NewYear24 · 03/02/2024 22:15

She is so care home material, she can’t look after herself.

FannyFifer · 03/02/2024 22:23

If she's mobilising why are you cleaning shitty commodes, can she not go to the toilet?
It's def time to think about nursing or residential care.

TraitorsGate · 03/02/2024 22:45

You are the carehome now, your husband needs to talk to her and say this isn't best for all involved and you will help her look at residential homes.

MereDintofPandiculation · 04/02/2024 10:09

She doesn’t have to be social in a care home. My father stayed in his room and only ventured out to the lounges when everyone else was having meals or going to bed. No falls once he was in the home - as you say, regular meals and medication.

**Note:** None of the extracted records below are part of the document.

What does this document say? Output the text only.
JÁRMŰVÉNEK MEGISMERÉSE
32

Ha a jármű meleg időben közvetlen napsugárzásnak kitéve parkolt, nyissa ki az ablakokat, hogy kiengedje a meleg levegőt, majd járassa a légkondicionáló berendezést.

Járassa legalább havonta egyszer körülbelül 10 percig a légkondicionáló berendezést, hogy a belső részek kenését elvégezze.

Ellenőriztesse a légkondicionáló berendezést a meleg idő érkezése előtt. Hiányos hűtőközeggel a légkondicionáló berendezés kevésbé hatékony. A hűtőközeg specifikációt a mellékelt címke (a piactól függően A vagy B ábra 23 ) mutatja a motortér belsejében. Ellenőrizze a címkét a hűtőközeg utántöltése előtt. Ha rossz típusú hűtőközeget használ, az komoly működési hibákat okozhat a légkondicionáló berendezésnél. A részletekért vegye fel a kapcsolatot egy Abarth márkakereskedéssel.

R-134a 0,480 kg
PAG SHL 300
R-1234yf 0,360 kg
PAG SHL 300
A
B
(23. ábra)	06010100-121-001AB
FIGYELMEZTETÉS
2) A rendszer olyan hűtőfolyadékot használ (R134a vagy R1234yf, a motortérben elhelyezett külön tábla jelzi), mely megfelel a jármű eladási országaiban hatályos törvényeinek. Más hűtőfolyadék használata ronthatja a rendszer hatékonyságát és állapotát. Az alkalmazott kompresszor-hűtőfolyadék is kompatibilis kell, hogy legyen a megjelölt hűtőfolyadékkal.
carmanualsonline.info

She may prefer to be with you, but there are your needs to think of too. You can’t be expected to lose your mental health and your marriage

MumHereAgain2023 · 04/02/2024 10:12

Oh god how awful, definitely start the care home process.

bfsham · 04/02/2024 12:24

How old is your son OP?

bfsham · 04/02/2024 12:26

I think you may have slept walked into this current situation OP. I hope your husband has your back and doesn't expect you to be the default carer.

SeriouslyAgain · 04/02/2024 15:15

You're not being mean at all. It is absolutely a situation where a care home (or live-in care at home) is warranted.
And it's not only about her and her wishes; it's also about you and your family's needs and wishes.
Being a carer is a grind and it becomes very easy in the exhaustion to lose the actual relationship with the person you're caring for. That's also not great for anyone.
Definitely start a conversation about how this is not sustainable, and start looking into care options.

Mitherations · 04/02/2024 15:22

If she can not live independently then she needs to be cared for, and that's either by you if that's what you want, or in a care home if it's not.